Three years later, at 25, Ashe fashioned the first of many banner campaigns: He won the initial U.S. Open in 1968 as an amateur, was ranked No. 1 in the world and helped the United States team defeat Australia for its first Davis Cup victory in five years. (During his 10-year Cup career, Ashe produced a 28-6 record that placed him on four winning teams.)
The early 1970s brought a host of highlights. Ashe added another Grand Slam event to his list, winning the 1970 Australian Open, and teamed with Marty Riessen to capture the 1971 French Open doubles title. That same year, he began a string of four consecutive appearances in the World Championship Tennis Finals; the streak reached its apex in 1975 when he triumphed over 19-year-old Bjorn Borg to win that prestigious crown.
The WCT win set the stage for one of Ashe's proudest moments. Matched against the seemingly invincible Jimmy Connors in the 1975 Wimbledon final, Ashe summoned up the skills and the savvy needed to secure a 6-1, 6-1, 5-7, 6-4 win.
The victory helped Ashe again earn No. 1 ranking in men's tennis; it marked the 10th time in as many years that he was listed among the world's top five.
Following another productive campaign in 1976--wins in five of eight final-round tournament appearances--Ashe was forced to sit out most of 1977 because of a recurring heel injury and an eye inflammation. In the face of the injuries and a plummeting computer ranking, which fell to No. 257, most observers concluded that a brilliant career was coming to a close.
But never have so many enjoyed being proved so wrong. As Ashe regained his health, he put himself through rigorous training and exercises and returned to the tennis tour in 1978, where he was back in the top 10 rankings within 11 months.
In 1979, Ashe was ranked No. 8 when he was felled by a heart attack.
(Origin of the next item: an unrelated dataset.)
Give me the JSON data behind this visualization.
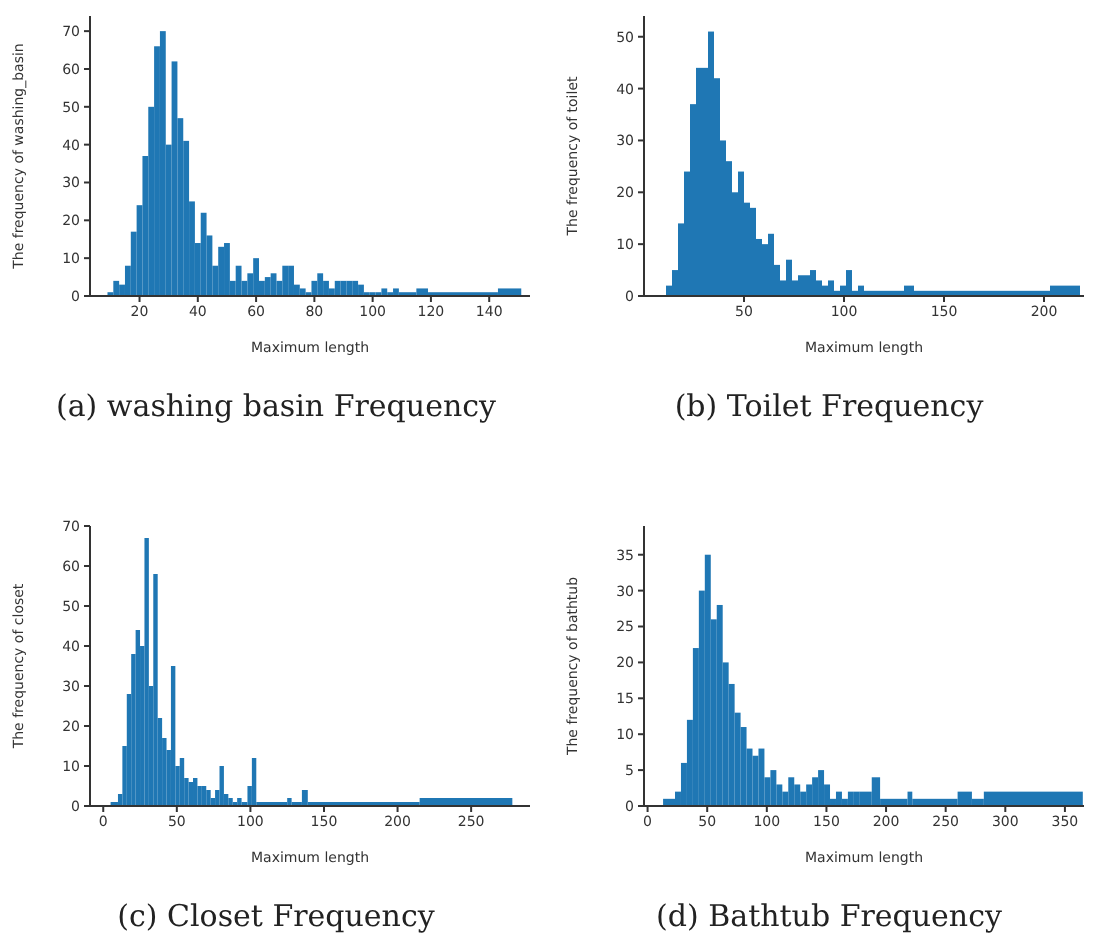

Although the resulting quadruple bypass surgery--performed Dec. 13, 1979--was successful, plans for a comeback were set aside.
Ashe officially announced his retirement from competitive tennis on April 16, 1980. At the same time, at the age of 38, he assumed the captaincy of the U.S. Davis Cup team, fulfilling a lifelong dream.
"When I was a kid, the three entities that meant the most to me were Forest Hills, Davis Cup and Pancho Gonzalez," Ashe said. "I figured that one day my time might come to be named captain. It's something I've always wanted."
Ashe led the United States Davis Cup team to victory in 1981 and 1982. He captained the U.S. squad for three more years before his retirement in 1985.
In 1985, he was inducted into the International Tennis Hall of Fame.